The Michael Powell film Peeping Tom (1960) featured a filmmaker who committed murders and used the acts as the content of his documentary films, although no murders are seen in the film. The concept of "snuff films" being made for profit became more widely known in 1976 with the commercial film Snuff. A low budget exploitation horror film entitled Slaughter was directed by Michael and Roberta Findlay. In an interview decades later, Roberta Findlay said that the film's distributor Allan Shackleton had read about snuff films being imported from South America and retitled the film to Snuff to exploit the idea; he also added a new ending that depicted an actress being murdered on a film set. The promotion of Snuff on its second release suggested it featured the murder of an actress: "The film that could only be made in South America... where life is CHEAP.", but that was false advertising. Shackleton put out false newspaper clippings that reported a citizens group's crusading against the film and hired people to act as protesters to picket screenings.

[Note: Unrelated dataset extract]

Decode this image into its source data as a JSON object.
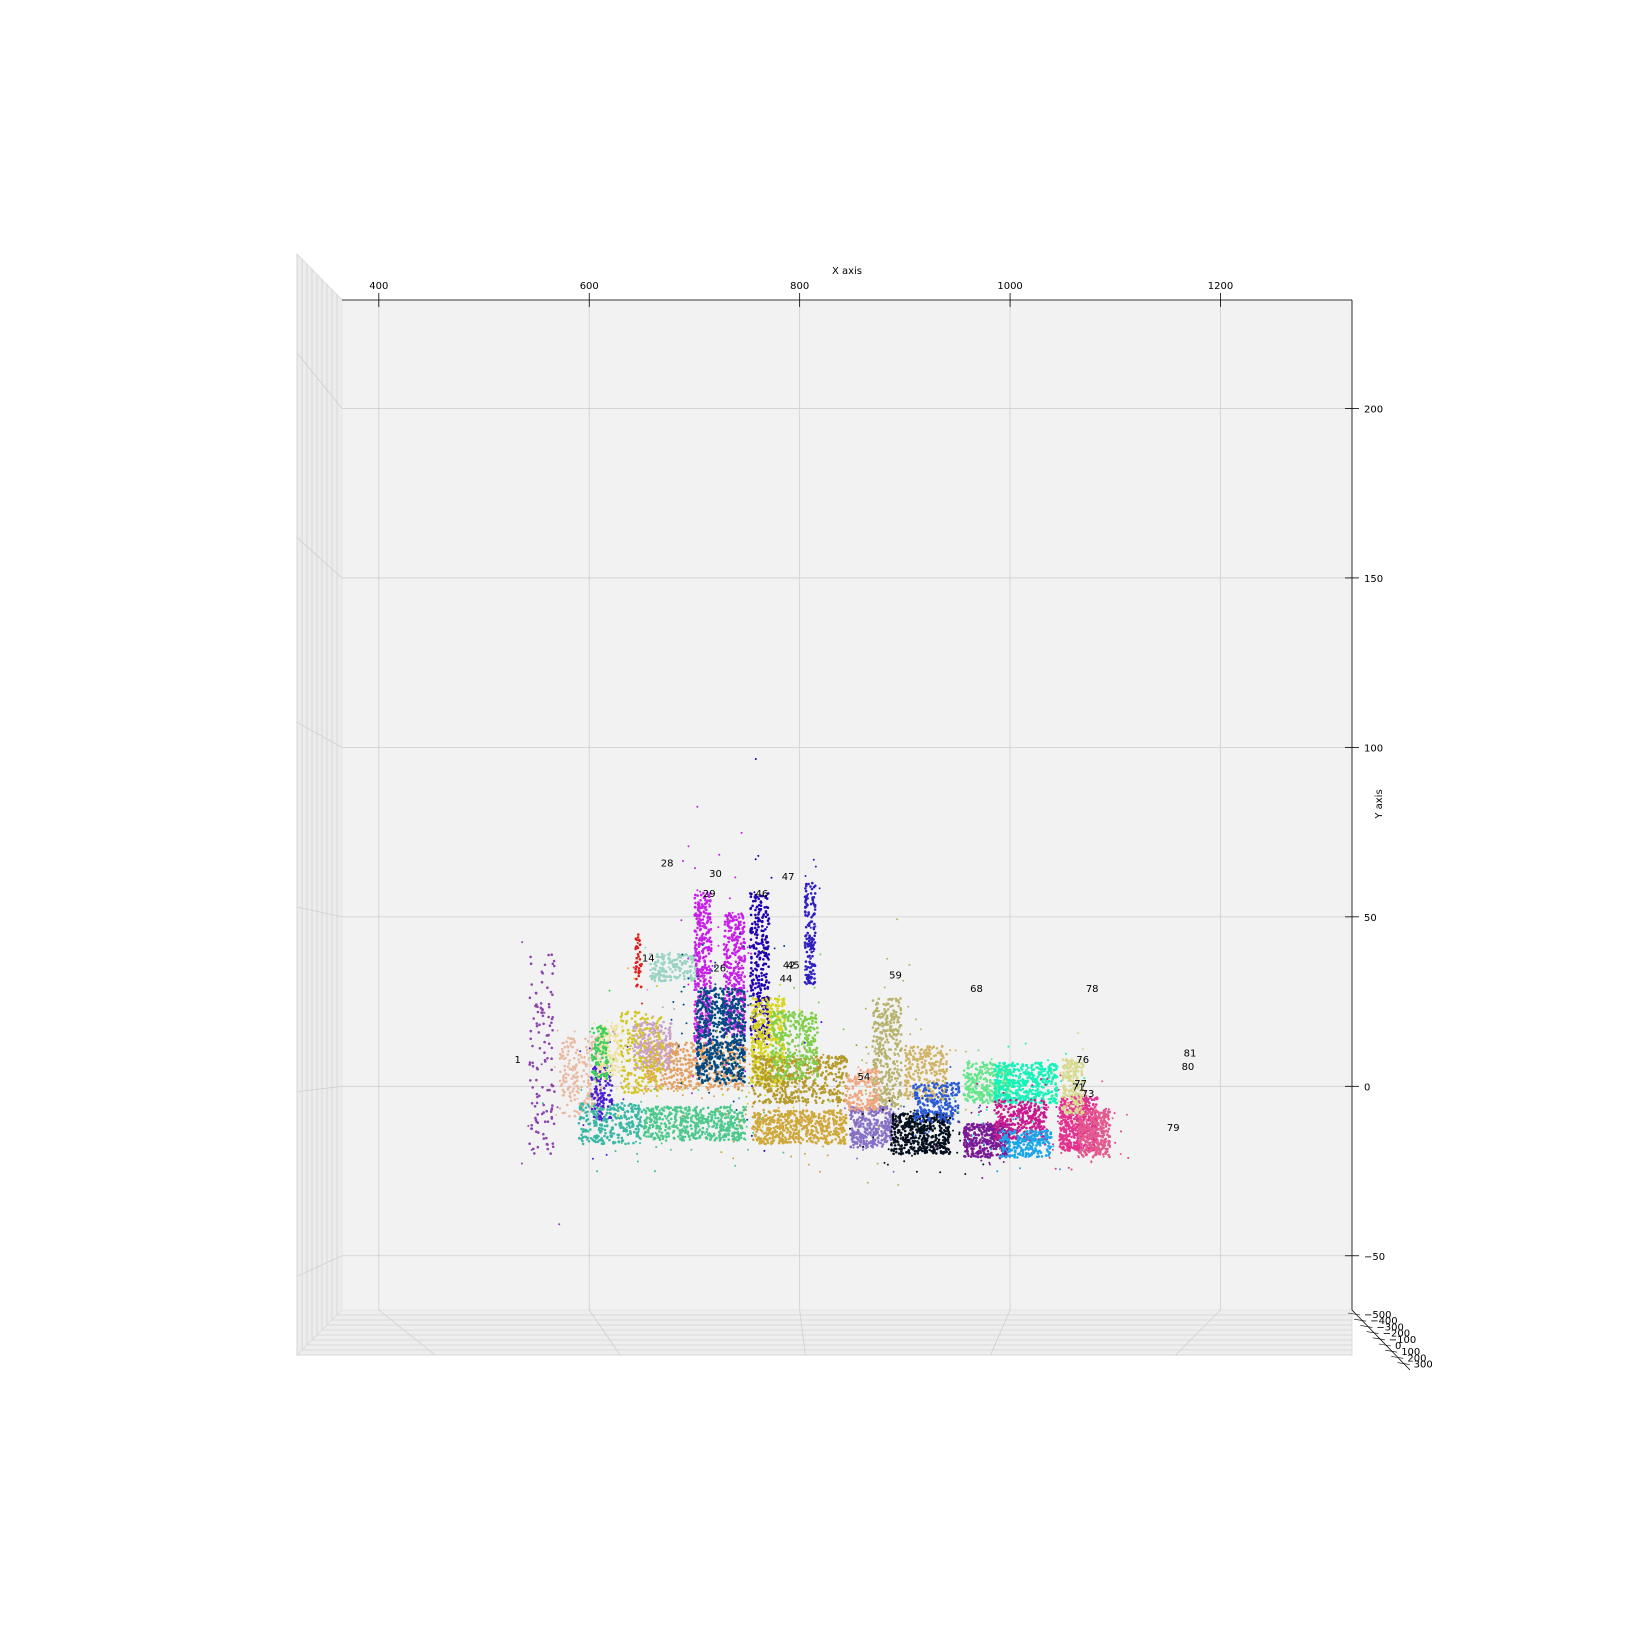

In the wake of Snuff, numerous films explored the idea of snuff films, or used them as a plot device. They include Last House on Dead End Street (1977), Paul Schrader's film Hardcore (1979), Sidney Sheldon's Bloodline (1979), the Ruggero Deodato film Cannibal Holocaust (1980), David Cronenberg's Videodrome (1983), the Nine Inch Nails film The Broken Movie (1993), the film Henry: Portrait of a Serial Killer (1986), the Alejandro Amenábar film Tesis (1996), the film Strange Days (1995), the Anthony Waller film Mute Witness (1994), the Johnny Depp film The Brave (1997), the Joel Schumacher film 8mm (1999), the John Ottman film, Urban Legends: Final Cut (2000), and Fred Vogel's film August Underground (2001) and its sequels.

Internet snuff films are alluded to in the Marc Evans film My Little Eye (2002), and the film Halloween: Resurrection. The Showtime TV series Dexter features an internet snuff scene. Most recently the subject has been addressed in British film director Bernard Rose's film Snuff-Movie (2005), the Nimród Antal film Vacancy (2007) and also in the WWE film The Condemned (2007) and the Gregory Hoblit film Untraceable. Rockstar Games, the controversial game publisher, released the snuff-themed Manhunt in 2003. Konami's Silent Hill 2 prominently features a snuff film of unknown origin.